La présence, ou l’absence de preuve, peut être un signe, un indice. Dans cette vision du monde, n’importe quel fait, ou non-fait, peut subir une importation au sein de l’explication conspirationniste. Il peut donc servir à en confirmer la validité. L’indice justifie l’explication autant que celle-ci est justifiée par lui… Bref, on est face à des paranoïaques, ou du moins à une forme de culture paranoïde.
La thématique du complot des élites est récurrente dans l’histoire des idées : on la retrouve à la fin du xixe siècle, dans les années trente, dans les années soixante… Comme un serpent de mer, elle réapparaît régulièrement. Mais il vrai que depuis le début des années deux milles, cette thématique explose, alors qu’elle avait disparu entre les années quatre-vingts et le milieu des années quatre-vingt-dix.

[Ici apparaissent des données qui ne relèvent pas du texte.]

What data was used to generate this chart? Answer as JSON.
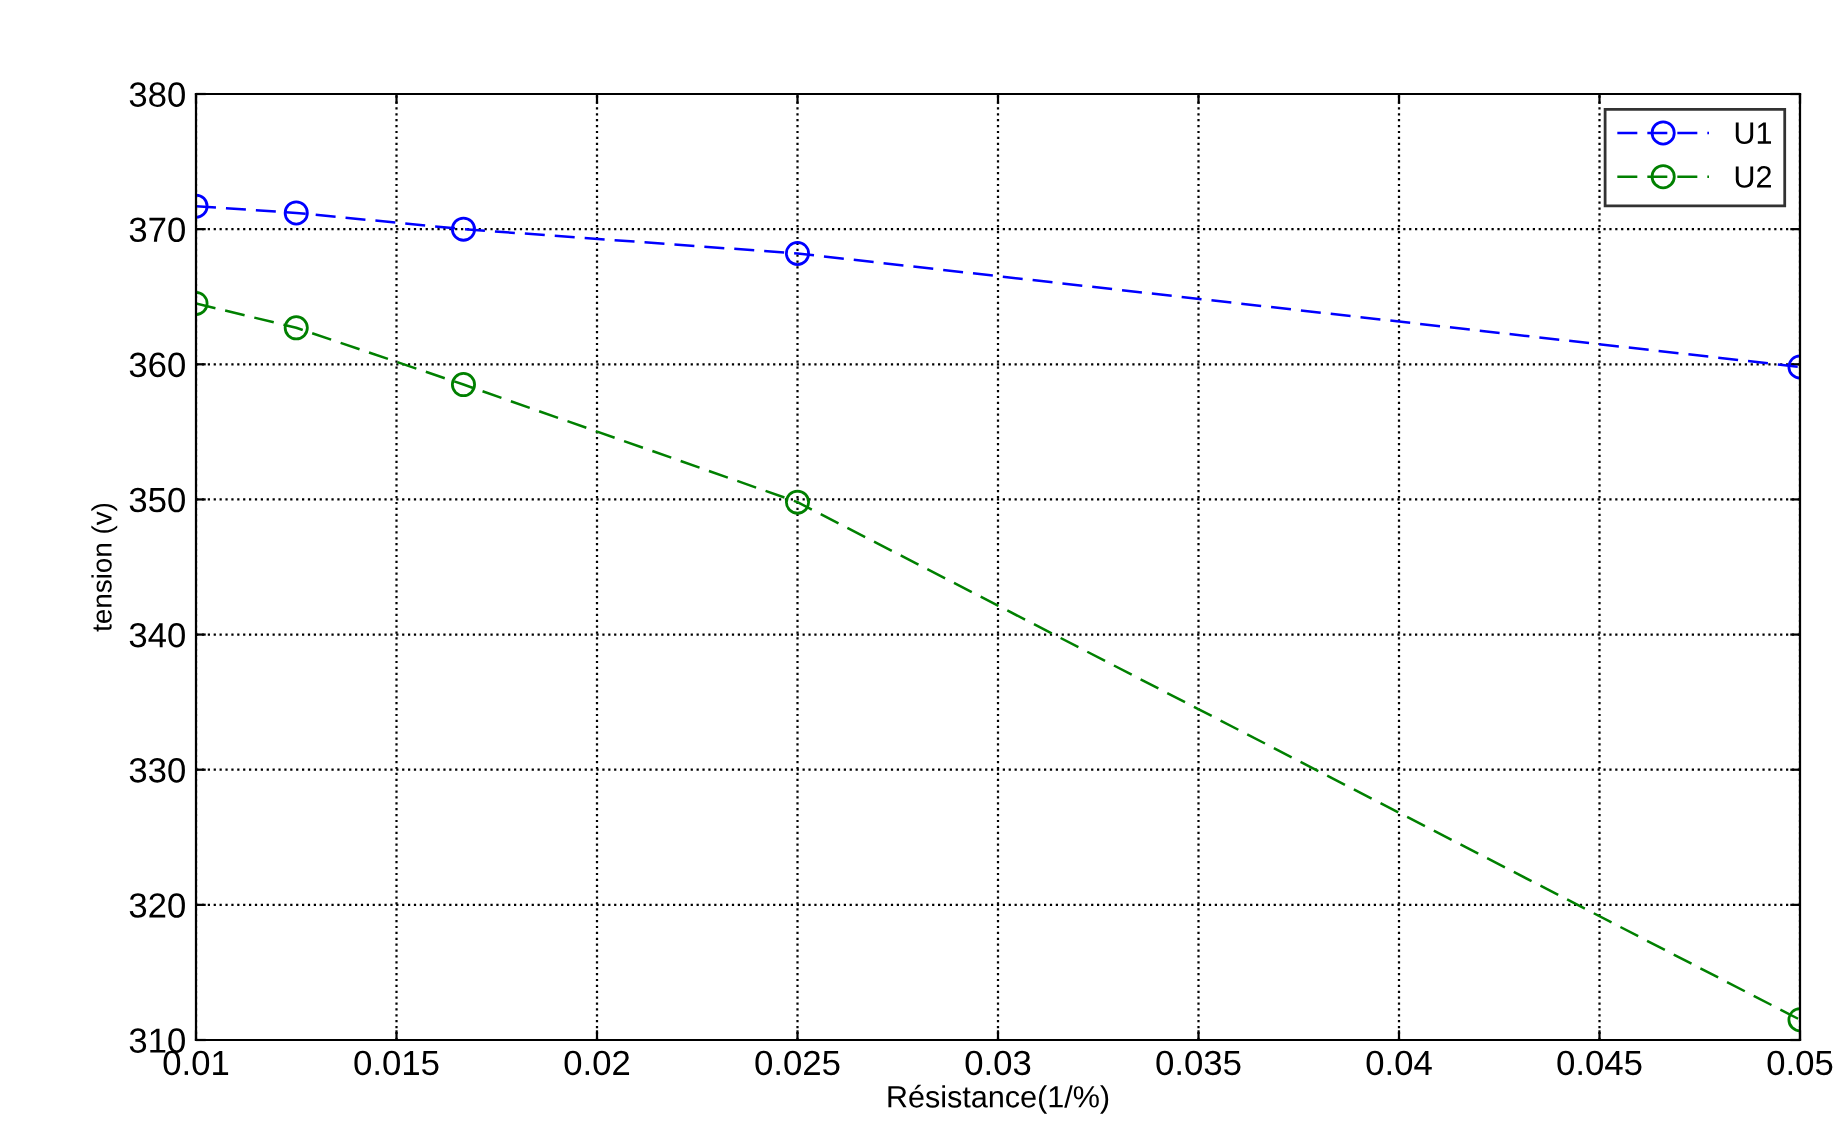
{
  "chart_data": {
    "type": "line",
    "xlabel": "Résistance(1/%)",
    "ylabel": "tension (v)",
    "x": [
      0.01,
      0.0125,
      0.01667,
      0.025,
      0.05
    ],
    "series": [
      {
        "name": "U1",
        "color": "#0000ff",
        "values": [
          371.7,
          371.2,
          370.0,
          368.2,
          359.8
        ]
      },
      {
        "name": "U2",
        "color": "#008000",
        "values": [
          364.5,
          362.7,
          358.5,
          349.8,
          311.5
        ]
      }
    ],
    "xlim": [
      0.01,
      0.05
    ],
    "xticks": [
      0.01,
      0.015,
      0.02,
      0.025,
      0.03,
      0.035,
      0.04,
      0.045,
      0.05
    ],
    "ylim": [
      310,
      380
    ],
    "yticks": [
      310,
      320,
      330,
      340,
      350,
      360,
      370,
      380
    ],
    "grid": true,
    "legend": "top right",
    "marker": "circle",
    "line_style": "dashed"
  }
}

La principale difficulté de ce type de recherches est de définir des frontières entre : 1/des paranoïaques qui élaborent des théories du complot ou des théoriciens qui sombrent dans la paranoïa ; 2/l’amateur de théories conspirationnistes et celui qui y croit réellement ; 3/différentes formes de paranoïa : le délire paranoïaque pur, c’est-à-dire la folie, et le discours de type croyance permettant la compréhension d’un monde incompris. De plus, il existe des possibilités interactionnistes, en particulier lors de théories du complot, quand la réalité entretient la paranoïa. C’est le cas, par exemple, du 11 septembre 2001.